Exploratory Data Analysis in R. Choose an interesting dataset and use R graphics to describe the data. You may use base R graphics, or a graphics package of your choice. You should include at least one example of each of the following: • histogram • boxplot • scatterplot
Salaries for Professors - The 2008-09 nine-month academic salary for Assistant Professors, Associate Professors and Professors in a college in the U.S.
The data were collected as part of the on-going effort of the college’s administration to monitor salary differences between male and female faculty members.
The dataset is included in the car package
require(ggplot2)
## Loading required package: ggplot2
require(car)
## Loading required package: car
salDF <- subset(Salaries, Salaries$yrs.service > 0)

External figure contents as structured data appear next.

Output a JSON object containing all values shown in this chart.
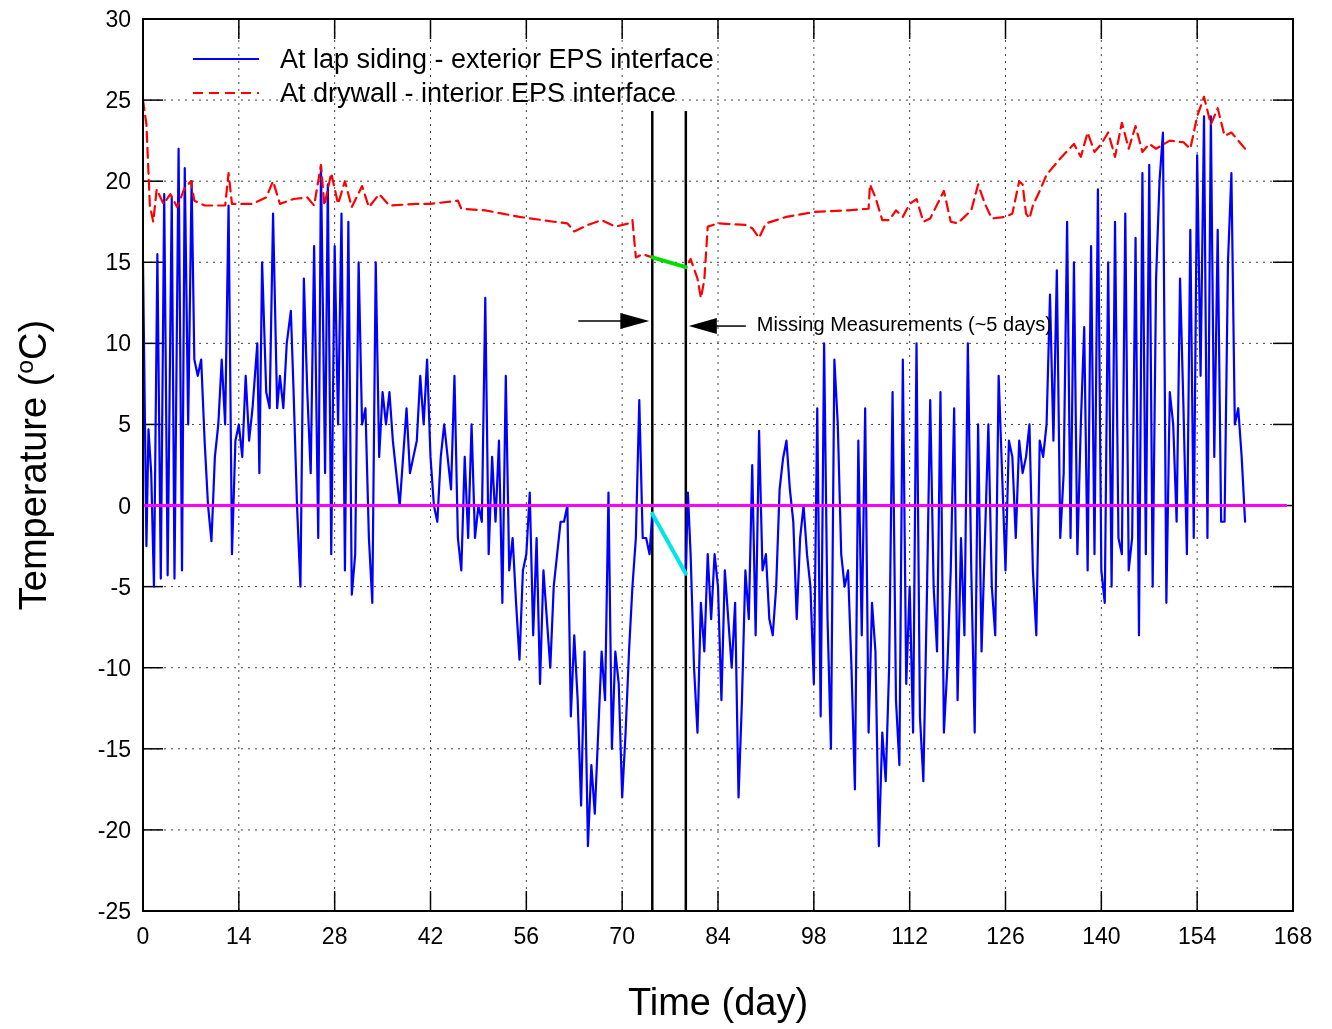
{
  "chart_data": {
    "type": "line",
    "xlabel": "Time (day)",
    "ylabel": "Temperature ($^{o}$C)",
    "xlim": [
      0,
      168
    ],
    "xticks": [
      0,
      14,
      28,
      42,
      56,
      70,
      84,
      98,
      112,
      126,
      140,
      154,
      168
    ],
    "ylim": [
      -25,
      30
    ],
    "yticks": [
      -25,
      -20,
      -15,
      -10,
      -5,
      0,
      5,
      10,
      15,
      20,
      25,
      30
    ],
    "grid": true,
    "legend": "top left",
    "series": [
      {
        "name": "At lap siding - exterior EPS interface",
        "color": "#0000ff",
        "line_style": "solid",
        "x": [
          0,
          0.5,
          0.8,
          1.2,
          1.6,
          2.1,
          2.6,
          3.1,
          3.6,
          4.2,
          4.6,
          5.2,
          5.7,
          6.1,
          6.6,
          7.1,
          7.5,
          8,
          8.5,
          9,
          9.5,
          10,
          10.5,
          11,
          11.5,
          12,
          12.5,
          13,
          13.5,
          14,
          14.5,
          15,
          15.5,
          16,
          16.7,
          17,
          17.4,
          18,
          18.5,
          19,
          19.6,
          20,
          20.5,
          21,
          21.6,
          22,
          22.5,
          23,
          23.5,
          24,
          24.5,
          25,
          25.6,
          26,
          26.6,
          27,
          27.5,
          28,
          28.5,
          29,
          29.5,
          30,
          30.5,
          31,
          31.5,
          32,
          32.5,
          33,
          33.5,
          34,
          34.5,
          35,
          35.5,
          36,
          36.5,
          37,
          37.5,
          38,
          38.5,
          39,
          40,
          40.5,
          41,
          41.5,
          42,
          42.5,
          43,
          43.5,
          44,
          45,
          45.5,
          46,
          46.5,
          47,
          47.5,
          48,
          48.5,
          49,
          49.5,
          50,
          50.5,
          51,
          51.5,
          52,
          52.5,
          53,
          53.5,
          54,
          54.5,
          55,
          55.5,
          56,
          56.5,
          57,
          57.5,
          58,
          58.5,
          59,
          59.5,
          60,
          60.5,
          61,
          61.5,
          62,
          62.5,
          63,
          63.5,
          64,
          64.5,
          65,
          65.5,
          66,
          66.5,
          67,
          67.5,
          68,
          68.5,
          69,
          69.5,
          70,
          70.5,
          71,
          71.5,
          72,
          72.5,
          73,
          73.5,
          74,
          74.4,
          79.3,
          79.6,
          80,
          80.5,
          81,
          81.5,
          82,
          82.5,
          83,
          83.5,
          84,
          84.5,
          85,
          85.5,
          86,
          86.5,
          87,
          87.5,
          88,
          88.5,
          89,
          89.5,
          90,
          90.5,
          91,
          91.5,
          92,
          92.5,
          93,
          93.5,
          94,
          94.5,
          95,
          95.5,
          96,
          96.5,
          97,
          97.5,
          98,
          98.5,
          99,
          99.5,
          100,
          100.5,
          101,
          101.5,
          102,
          102.5,
          103,
          103.5,
          104,
          104.5,
          105,
          105.5,
          106,
          106.5,
          107,
          107.5,
          108,
          108.5,
          109,
          109.5,
          110,
          110.5,
          111,
          111.5,
          112,
          112.5,
          113,
          113.5,
          114,
          114.5,
          115,
          115.5,
          116,
          116.5,
          117,
          117.5,
          118,
          118.5,
          119,
          119.5,
          120,
          120.5,
          121,
          121.5,
          122,
          122.5,
          123,
          123.5,
          124,
          124.5,
          125,
          125.5,
          126,
          126.5,
          127,
          127.5,
          128,
          128.5,
          129,
          129.5,
          130,
          130.5,
          131,
          131.5,
          132,
          132.5,
          133,
          133.5,
          134,
          134.5,
          135,
          135.5,
          136,
          136.5,
          137,
          137.5,
          138,
          138.5,
          139,
          139.5,
          140,
          140.5,
          141,
          141.5,
          142,
          142.5,
          143,
          143.5,
          144,
          144.5,
          145,
          145.5,
          146,
          146.5,
          147,
          147.5,
          148,
          148.5,
          149,
          149.5,
          150,
          150.5,
          151,
          151.5,
          152,
          152.5,
          153,
          153.5,
          154,
          154.5,
          155,
          155.5,
          156,
          156.5,
          157,
          157.5,
          158,
          158.5,
          159,
          159.5,
          160,
          160.5,
          161
        ],
        "values": [
          15,
          -2.5,
          4.7,
          2,
          -5,
          15.5,
          -4.5,
          19.2,
          -4.3,
          19,
          -4.5,
          22,
          -4,
          20.8,
          5,
          20,
          9,
          8,
          9,
          4,
          0,
          -2.2,
          3,
          5,
          9,
          5,
          18.5,
          -3,
          4,
          5,
          3,
          8,
          4,
          6,
          10,
          2,
          15,
          7,
          6,
          18,
          6,
          8,
          6,
          10,
          12,
          7,
          0,
          -5,
          14,
          7,
          2,
          16,
          -2,
          20.9,
          2,
          19.8,
          -3,
          16,
          5,
          18,
          -4,
          17.5,
          -5.5,
          -3,
          15,
          5,
          6,
          -2,
          -6,
          15,
          3,
          7,
          5,
          7,
          4,
          2,
          0,
          3,
          6,
          2,
          4,
          8,
          5,
          9,
          3,
          0,
          -1,
          3,
          5,
          1,
          8,
          -2,
          -4,
          3,
          -2,
          5,
          -2,
          0,
          -1,
          12.8,
          -3,
          3,
          -1,
          4,
          -6,
          8,
          -4,
          -2,
          -6,
          -9.5,
          -4,
          -3,
          0.8,
          -8,
          -2,
          -11,
          -4,
          -7,
          -10,
          -5,
          -3,
          -1,
          -1,
          0,
          -13,
          -8,
          -12,
          -18.5,
          -9,
          -21,
          -16,
          -19,
          -14,
          -9,
          -12,
          0.8,
          -15,
          -9,
          -11,
          -18,
          -14,
          -9,
          -5,
          -2,
          6.5,
          -2,
          -2,
          -3,
          -0.5,
          -4.2,
          0.8,
          -3,
          -10,
          -14,
          -6,
          -9,
          -3,
          -7,
          -3,
          -5,
          -12,
          -4,
          -7,
          -10,
          -6,
          -18,
          -12,
          -4,
          -7,
          2.5,
          -8,
          4.6,
          -4,
          -3,
          -7,
          -8,
          -5,
          1,
          2.9,
          4,
          1,
          -1,
          -7,
          -2,
          0,
          -3,
          -5,
          -11,
          6,
          -13,
          10,
          -7,
          -15,
          9,
          5,
          -3,
          -5,
          -4,
          -10,
          -17.5,
          4,
          -8,
          6,
          -14,
          -6,
          -9,
          -21,
          -14,
          -17,
          -10,
          7,
          -12,
          -16,
          9,
          -11,
          -5,
          -14,
          10,
          -13,
          -17,
          -6,
          6.5,
          -5,
          -9,
          7,
          -14,
          -10,
          -4,
          6,
          -12,
          -2,
          -8,
          10,
          -4,
          -14,
          5,
          -9,
          -2,
          5,
          -5,
          -8,
          8,
          2,
          -4,
          4,
          3,
          -2,
          4,
          2,
          3,
          5,
          -4,
          -8,
          4,
          3,
          5,
          13,
          4,
          14.5,
          -2,
          2,
          17.5,
          -2,
          15,
          -3,
          5,
          11,
          -4,
          16,
          -3,
          19.5,
          -4,
          -6,
          15,
          -5,
          17.5,
          -2,
          -3,
          18,
          -4,
          -2,
          16.5,
          -8,
          20.5,
          -3,
          21,
          -5,
          14,
          20,
          23,
          -6,
          7,
          5,
          -1,
          14,
          6,
          -3,
          17,
          -2,
          21.6,
          8,
          24,
          -2,
          24,
          3,
          17,
          -1,
          -1,
          15,
          20.5,
          5,
          6,
          3,
          -1
        ]
      },
      {
        "name": "At drywall - interior EPS interface",
        "color": "#ff0000",
        "line_style": "dashed",
        "x": [
          0,
          0.5,
          1,
          1.5,
          2,
          3,
          4,
          5,
          6,
          7,
          7.5,
          9,
          12,
          12.5,
          13,
          16,
          18,
          19,
          20,
          22,
          24,
          25,
          26,
          26.5,
          27.5,
          28.5,
          29.5,
          30.5,
          32,
          33,
          34.5,
          36,
          40,
          42,
          46,
          46.5,
          50,
          55,
          60,
          62,
          63,
          65,
          67,
          69,
          71,
          71.5,
          72,
          73,
          74.4,
          79.3,
          80,
          81,
          81.5,
          82,
          82.5,
          84,
          88,
          89,
          90,
          91,
          94,
          98,
          103,
          106,
          106.2,
          107,
          108,
          109,
          110,
          111,
          112,
          113,
          114,
          115,
          117,
          118,
          119,
          120,
          121,
          122,
          123,
          124,
          126,
          127,
          128,
          128.5,
          129,
          129.5,
          130,
          131,
          132,
          134,
          136,
          137,
          138,
          139,
          140,
          141,
          142,
          143,
          144,
          145,
          146,
          147,
          148,
          150,
          152,
          153,
          154,
          155,
          156,
          157,
          158,
          159,
          160,
          161
        ],
        "values": [
          25,
          23.5,
          18.5,
          17.5,
          19.5,
          18.6,
          19.2,
          18.4,
          19.5,
          20,
          18.8,
          18.5,
          18.5,
          20.5,
          18.6,
          18.6,
          19,
          20,
          18.6,
          18.9,
          19,
          18.5,
          21,
          18.5,
          20.5,
          18.6,
          20,
          18.4,
          19.7,
          18.4,
          19.2,
          18.5,
          18.6,
          18.6,
          18.8,
          18.3,
          18.2,
          17.8,
          17.5,
          17.4,
          16.9,
          17.3,
          17.6,
          17.2,
          17.4,
          17.6,
          15.3,
          15.5,
          15.3,
          14.7,
          15.2,
          14,
          12.8,
          13.9,
          17.2,
          17.4,
          17.3,
          17.1,
          16.5,
          17.4,
          17.8,
          18.1,
          18.2,
          18.3,
          19.8,
          19,
          17.6,
          17.6,
          18.2,
          17.8,
          18.6,
          18.9,
          17.5,
          17.7,
          19.4,
          17.5,
          17.4,
          17.8,
          18.2,
          19.8,
          18.6,
          17.7,
          17.8,
          18,
          20,
          19.8,
          18,
          17.7,
          18.5,
          19.4,
          20.4,
          21.4,
          22.3,
          21.5,
          23,
          21.8,
          22.3,
          23,
          21.5,
          23.6,
          22,
          23.4,
          21.8,
          22.3,
          22,
          22.5,
          22.4,
          22,
          24,
          25.2,
          23.5,
          24.5,
          22.8,
          23,
          22.5,
          22
        ]
      },
      {
        "color": "#00e5e5",
        "line_style": "solid",
        "x": [
          74.4,
          79.3
        ],
        "values": [
          -0.5,
          -4.2
        ]
      },
      {
        "color": "#00dd00",
        "line_style": "solid",
        "x": [
          74.4,
          79.3
        ],
        "values": [
          15.3,
          14.7
        ]
      }
    ],
    "ref_lines": [
      {
        "axis": "y",
        "value": 0,
        "color": "#ff00ff"
      },
      {
        "axis": "x",
        "value": 74.4,
        "color": "#000000"
      },
      {
        "axis": "x",
        "value": 79.3,
        "color": "#000000"
      }
    ],
    "annotations": [
      "Missing Measurements (~5 days)"
    ]
  }
}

salDF <- salDF[order(salDF$salary),]
head(salDF)
## rank discipline yrs.since.phd yrs.service sex salary
## 283 Prof A 51 51 Male 57800
## 124 AssocProf A 25 22 Female 62884
## 238 AsstProf A 7 6 Female 63100
## 227 AsstProf A 3 1 Male 63900
## 318 Prof B 46 45 Male 67559
## 65 AsstProf B 4 3 Male 68404
# Histograms
hist(salDF$salary
,main = "Distribution of Salaries for Professors \n 2008-2009 Academic Year"
,ylab = "Frequency of Salaries"
,xlab = "Salaries \n (nine-month salary total, in dollars)"
,col = "grey")
hist(salDF$yrs.service
,main = "Distribution of Years of Service"
,xlab = "Years of Service"
,col = "tan")
# Boxplot using ggplot
ggplot(salDF
,aes(y = salDF$salary, x = salDF$rank)) +
geom_boxplot() +
xlab("Rank") +
ylab("Salary") +
ggtitle("Median Salary In Different Ranks")
# Scatterplot using ggplot
ggplot(salDF, aes(yrs.service,salary)) +
geom_point() +
facet_wrap(~rank) +
xlab("Years of Service") +
ylab("Salary") +
ggtitle("Relationship Between Years of Service and Salary")
# Summary count per Gender and Rank
table(salDF$sex, salDF$rank)
##
## AsstProf AssocProf Prof
## Female 9 10 17
## Male 48 54 248
# Summary count per Discipline (A=Theoretical Dept, B=Applied Dept) and Gender
table(salDF$discipline, salDF$sex)
##
## Female Male
## A 16 161
## B 20 189
# Summary count per Discipline and Rank
table(salDF$discipline, salDF$rank)
##
## AsstProf AssocProf Prof
## A 21 26 130
## B 36 38 135
# Average Years of Service per Rank
aggregate(yrs.service ~ rank, salDF, mean)
## rank yrs.service
## 1 AsstProf 2.789474
## 2 AssocProf 11.953125
## 3 Prof 22.901887
aggregate(salDF$salary ~ (sex + rank), salDF, median)
## sex rank salDF$salary
## 1 Female AsstProf 77500.0
## 2 Male AsstProf 80027.5
## 3 Female AssocProf 90556.5
## 4 Male AssocProf 95626.5
## 5 Female Prof 122960.0
## 6 Male Prof 123996.0